Weltkrieg, Sozialismus und Hochwasser: Alles wieder Super bei Deutschlands ältester Tanke

Dresden - Nach gut zwei Jahren Baustellen-Nadelöhr rollt der Verkehr an der Bautzner Straße seit drei Wochen wieder. Damit ist auch die Leidenszeit für die 1927 gebaute kultige Tankstelle mit rundem Dach und achteckigem Klinkerhäuschen vorbei.

Mit rundem Dach und achteckigem Klinkerhäuschen: Deutschlands älteste noch aktive Tankstelle gibt es sogar zweimal - in echt ...
Mit rundem Dach und achteckigem Klinkerhäuschen: Deutschlands älteste noch aktive Tankstelle gibt es sogar zweimal - in echt ...  © Thomas Türpe

Dank überwältigender Unterstützung von Kunden überstand Deutschlands älteste noch aktive Tanke dieser Art die Querelen und nähert sich jetzt ihrem 100-jährigen Jubiläum.

Beinahe hätte die Dauer-Baustelle das Aus für die Kult-Tanke bedeutet, die bereits Weltkrieg, Sozialismus und Hochwasser überstanden hatte. "Streckenweise gab es bis zu 45 Prozent Umsatzeinbruch", sagt Pächterin Ute Jautze (65), gelernte Schlosserin, die seit 1998 den Zapfsäulenbetrieb betreut.

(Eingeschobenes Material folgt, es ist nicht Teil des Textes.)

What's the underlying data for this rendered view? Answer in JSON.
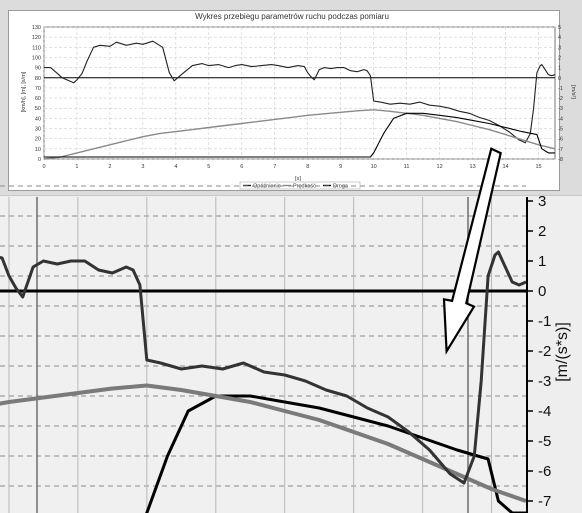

"Von den Behörden gab es keine Unterstützung. Wäre mir mein Verpächter (TotalEnergies, früher Total, Anm. d. Red.) nicht entgegengekommen, hätte ich es nicht geschafft. Und natürlich bedanke ich mich herzlich bei allen Kunden, von denen uns so viele auch in der schweren Zeit die Treue gehalten haben. Viele umliegende Geschäfte haben sogar für uns geworben."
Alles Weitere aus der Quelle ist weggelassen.